PORTALBANTEN — Pada tahun 2026, sekolah-sekolah di Indonesia akan memiliki cara baru untuk mengajukan perbaikan gedung mereka. Melalui aplikasi daring, proses revitalisasi akan menjadi lebih cepat dan efisien, sebuah langkah inovatif dari pemerintahan Presiden RI Prabowo Subianto.

"Pemerintah berupaya mempermudah mekanisme pengusulan program Revitalisasi Satuan Pendidikan untuk Tahun Anggaran 2026 melalui pemanfaatan Aplikasi Revitalisasi Sekolah," kata Direktur Jenderal Pendidikan Anak Usia Dini Kementerian Pendidikan Dasar dan Menengah, Gogot Suharwoto, Minggu (23/11).

Aplikasi Revitalisasi, yang dapat diakses di revit.kemendikdasmen.go.id, berfungsi sebagai pusat kendali perencanaan dan monitoring. Dengan aplikasi ini, pemerintah daerah dan sekolah dapat mengajukan usulan secara digital dengan lebih mudah.

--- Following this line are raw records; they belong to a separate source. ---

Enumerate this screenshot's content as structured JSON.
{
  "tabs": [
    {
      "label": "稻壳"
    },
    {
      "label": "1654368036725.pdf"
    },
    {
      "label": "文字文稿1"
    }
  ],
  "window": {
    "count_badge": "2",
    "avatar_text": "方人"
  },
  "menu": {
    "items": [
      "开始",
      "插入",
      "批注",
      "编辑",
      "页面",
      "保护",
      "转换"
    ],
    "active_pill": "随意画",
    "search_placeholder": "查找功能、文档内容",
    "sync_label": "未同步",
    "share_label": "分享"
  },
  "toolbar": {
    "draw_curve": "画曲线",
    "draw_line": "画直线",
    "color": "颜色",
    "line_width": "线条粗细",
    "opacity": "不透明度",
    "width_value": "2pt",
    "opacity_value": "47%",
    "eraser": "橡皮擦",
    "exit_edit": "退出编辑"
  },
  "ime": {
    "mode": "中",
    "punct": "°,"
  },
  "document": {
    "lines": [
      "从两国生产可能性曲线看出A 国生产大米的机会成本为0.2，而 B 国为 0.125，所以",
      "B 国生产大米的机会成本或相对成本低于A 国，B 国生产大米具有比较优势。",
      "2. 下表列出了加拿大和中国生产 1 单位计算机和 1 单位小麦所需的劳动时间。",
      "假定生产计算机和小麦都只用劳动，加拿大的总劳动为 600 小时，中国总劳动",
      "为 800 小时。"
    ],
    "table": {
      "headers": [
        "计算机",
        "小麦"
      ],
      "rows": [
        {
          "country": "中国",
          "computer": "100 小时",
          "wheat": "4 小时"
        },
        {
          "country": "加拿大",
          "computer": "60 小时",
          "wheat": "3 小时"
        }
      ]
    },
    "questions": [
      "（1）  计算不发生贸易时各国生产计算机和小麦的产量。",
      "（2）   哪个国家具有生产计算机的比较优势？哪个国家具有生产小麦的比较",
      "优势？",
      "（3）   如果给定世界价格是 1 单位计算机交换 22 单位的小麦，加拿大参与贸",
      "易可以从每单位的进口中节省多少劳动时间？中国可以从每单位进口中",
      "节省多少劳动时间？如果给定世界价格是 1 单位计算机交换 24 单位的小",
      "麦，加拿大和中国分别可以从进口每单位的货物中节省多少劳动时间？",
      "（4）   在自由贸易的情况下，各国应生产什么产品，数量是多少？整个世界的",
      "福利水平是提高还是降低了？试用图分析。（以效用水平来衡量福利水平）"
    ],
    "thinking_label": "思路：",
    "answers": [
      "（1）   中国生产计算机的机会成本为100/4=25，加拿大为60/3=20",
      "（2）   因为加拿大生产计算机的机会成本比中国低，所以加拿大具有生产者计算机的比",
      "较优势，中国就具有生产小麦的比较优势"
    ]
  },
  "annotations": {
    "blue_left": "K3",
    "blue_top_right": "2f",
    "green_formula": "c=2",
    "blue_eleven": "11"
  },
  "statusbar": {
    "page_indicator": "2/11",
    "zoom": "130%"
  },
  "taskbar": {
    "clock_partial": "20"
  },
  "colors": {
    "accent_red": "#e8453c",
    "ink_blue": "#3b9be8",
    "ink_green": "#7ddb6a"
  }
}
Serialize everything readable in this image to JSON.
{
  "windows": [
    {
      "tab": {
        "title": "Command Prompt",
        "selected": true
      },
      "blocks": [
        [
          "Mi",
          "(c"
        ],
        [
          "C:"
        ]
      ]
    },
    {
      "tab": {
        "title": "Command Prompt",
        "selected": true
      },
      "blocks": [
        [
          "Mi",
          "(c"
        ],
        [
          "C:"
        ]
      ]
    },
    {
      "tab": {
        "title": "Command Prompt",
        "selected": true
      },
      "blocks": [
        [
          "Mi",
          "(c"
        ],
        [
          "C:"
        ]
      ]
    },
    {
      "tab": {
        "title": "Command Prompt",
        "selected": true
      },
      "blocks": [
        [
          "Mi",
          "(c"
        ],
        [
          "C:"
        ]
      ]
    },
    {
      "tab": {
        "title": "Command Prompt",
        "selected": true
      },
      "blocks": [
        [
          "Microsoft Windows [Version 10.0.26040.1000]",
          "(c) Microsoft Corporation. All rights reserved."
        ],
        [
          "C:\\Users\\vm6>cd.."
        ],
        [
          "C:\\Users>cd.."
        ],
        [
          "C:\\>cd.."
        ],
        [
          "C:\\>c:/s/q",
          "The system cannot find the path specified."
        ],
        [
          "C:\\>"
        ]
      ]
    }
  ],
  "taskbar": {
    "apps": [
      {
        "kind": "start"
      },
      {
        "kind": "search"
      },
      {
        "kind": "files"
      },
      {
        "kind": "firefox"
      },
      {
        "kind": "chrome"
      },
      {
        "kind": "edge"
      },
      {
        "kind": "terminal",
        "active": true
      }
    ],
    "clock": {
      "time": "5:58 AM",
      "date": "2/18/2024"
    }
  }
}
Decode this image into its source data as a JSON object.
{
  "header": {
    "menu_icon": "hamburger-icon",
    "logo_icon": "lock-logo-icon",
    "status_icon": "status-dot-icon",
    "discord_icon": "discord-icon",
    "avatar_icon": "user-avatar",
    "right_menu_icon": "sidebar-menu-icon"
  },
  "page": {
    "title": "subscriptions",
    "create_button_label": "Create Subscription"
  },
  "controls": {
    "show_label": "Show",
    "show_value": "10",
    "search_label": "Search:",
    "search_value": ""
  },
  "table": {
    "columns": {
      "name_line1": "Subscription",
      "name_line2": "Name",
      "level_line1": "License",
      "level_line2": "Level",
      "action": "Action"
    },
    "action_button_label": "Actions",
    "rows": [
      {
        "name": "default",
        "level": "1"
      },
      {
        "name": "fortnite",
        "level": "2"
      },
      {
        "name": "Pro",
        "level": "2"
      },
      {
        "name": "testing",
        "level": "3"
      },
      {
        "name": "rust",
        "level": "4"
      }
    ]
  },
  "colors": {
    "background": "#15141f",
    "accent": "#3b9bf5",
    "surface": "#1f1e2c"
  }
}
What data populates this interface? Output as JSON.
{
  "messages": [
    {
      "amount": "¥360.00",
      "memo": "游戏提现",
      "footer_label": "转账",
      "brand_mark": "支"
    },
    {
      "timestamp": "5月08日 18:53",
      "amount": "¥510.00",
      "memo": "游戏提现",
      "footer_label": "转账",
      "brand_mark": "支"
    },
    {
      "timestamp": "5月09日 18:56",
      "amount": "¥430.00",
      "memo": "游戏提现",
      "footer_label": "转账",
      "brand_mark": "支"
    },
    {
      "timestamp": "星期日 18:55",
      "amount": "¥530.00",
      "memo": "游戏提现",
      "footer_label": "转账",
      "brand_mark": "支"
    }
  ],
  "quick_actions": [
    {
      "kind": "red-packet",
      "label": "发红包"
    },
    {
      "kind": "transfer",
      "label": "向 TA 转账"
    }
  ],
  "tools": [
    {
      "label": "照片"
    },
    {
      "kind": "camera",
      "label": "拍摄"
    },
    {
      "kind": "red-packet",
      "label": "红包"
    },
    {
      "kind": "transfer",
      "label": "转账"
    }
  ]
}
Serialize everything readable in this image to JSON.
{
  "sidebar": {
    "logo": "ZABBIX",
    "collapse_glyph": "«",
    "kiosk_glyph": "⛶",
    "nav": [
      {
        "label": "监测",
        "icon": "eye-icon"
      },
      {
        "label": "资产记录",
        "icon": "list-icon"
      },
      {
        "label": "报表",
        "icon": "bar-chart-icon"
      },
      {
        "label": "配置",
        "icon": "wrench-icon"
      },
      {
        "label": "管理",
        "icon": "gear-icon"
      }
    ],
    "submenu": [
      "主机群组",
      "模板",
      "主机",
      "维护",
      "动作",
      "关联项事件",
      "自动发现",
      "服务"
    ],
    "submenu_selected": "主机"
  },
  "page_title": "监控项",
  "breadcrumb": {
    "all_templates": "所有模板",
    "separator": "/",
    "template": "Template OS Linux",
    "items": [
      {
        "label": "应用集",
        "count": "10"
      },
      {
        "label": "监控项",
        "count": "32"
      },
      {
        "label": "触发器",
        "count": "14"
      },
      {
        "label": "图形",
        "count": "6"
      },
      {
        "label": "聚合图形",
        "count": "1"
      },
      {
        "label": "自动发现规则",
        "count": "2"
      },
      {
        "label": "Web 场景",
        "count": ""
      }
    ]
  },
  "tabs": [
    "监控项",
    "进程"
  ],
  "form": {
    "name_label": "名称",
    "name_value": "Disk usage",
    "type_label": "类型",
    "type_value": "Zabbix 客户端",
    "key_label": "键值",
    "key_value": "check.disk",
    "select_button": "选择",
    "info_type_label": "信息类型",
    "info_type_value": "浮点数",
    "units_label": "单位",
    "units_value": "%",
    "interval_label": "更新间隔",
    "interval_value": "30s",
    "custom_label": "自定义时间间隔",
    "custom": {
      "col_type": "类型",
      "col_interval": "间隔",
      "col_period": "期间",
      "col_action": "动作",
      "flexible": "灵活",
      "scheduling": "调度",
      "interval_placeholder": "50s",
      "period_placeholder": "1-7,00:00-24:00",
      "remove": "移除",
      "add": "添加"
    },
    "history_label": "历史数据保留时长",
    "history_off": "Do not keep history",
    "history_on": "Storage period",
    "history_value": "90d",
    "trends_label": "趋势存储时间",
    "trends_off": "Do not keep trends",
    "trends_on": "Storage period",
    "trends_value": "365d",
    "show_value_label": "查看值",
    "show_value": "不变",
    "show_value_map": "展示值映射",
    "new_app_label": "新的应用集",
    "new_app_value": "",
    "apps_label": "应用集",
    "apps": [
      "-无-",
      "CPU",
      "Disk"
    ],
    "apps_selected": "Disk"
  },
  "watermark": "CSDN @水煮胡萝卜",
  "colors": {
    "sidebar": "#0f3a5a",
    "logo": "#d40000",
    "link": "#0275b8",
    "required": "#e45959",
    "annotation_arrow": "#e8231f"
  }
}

Fitur-fitur dalam aplikasi ini mencakup rekomendasi otomatis berdasarkan data pokok pendidikan (dapodik), pemeriksaan kelengkapan dokumen secara real time, pemeringkatan sasaran yang objektif, serta verifikasi berlapis oleh pemerintah daerah dan pusat. Hal ini memungkinkan akses detail kondisi sekolah hingga tingkat ruang.

"Aplikasi Revitalisasi menjadi pintu masuk proses perencanaan hingga evaluasi revitalisasi satuan pendidikan 2026 agar prosesnya berjalan cepat, terintegrasi, transparan, dan akuntabel,” tambah Gogot.

Menu revitalisasi juga diperluas untuk lebih responsif terhadap kebutuhan sekolah, termasuk pembangunan ruang belajar baru, rehabilitasi ruang yang rusak, dan penataan lingkungan sekolah. Semua ini bertujuan untuk menciptakan lingkungan belajar yang lebih baik.

Revitalisasi ini tidak hanya ditujukan untuk sekolah negeri, tetapi juga untuk sekolah swasta. Fokus utama adalah pemerataan, dengan perhatian khusus pada daerah tertinggal, terdepan, dan terluar (3T) serta sekolah-sekolah yang mengalami kerusakan parah.

Gogot menekankan bahwa program Revitalisasi Satuan Pendidikan akan terus ditingkatkan. Saat ini, Indonesia masih menghadapi tantangan dalam pemerataan akses pendidikan, dengan sekitar 1,2 juta ruang kelas dalam kondisi rusak sedang atau berat di 195 ribu sekolah.

"Sebanyak 195 ribu sekolah itu tentu tidak bisa diselesaikan dalam waktu 1-2 tahun ke depan. Tetapi paling tidak kita harus bisa menyelesaikan yang masuk skala prioritas. Agar anak-anak kita bisa mengikuti pembelajaran di sekolah dengan aman, nyaman, dan gembira," ungkapnya.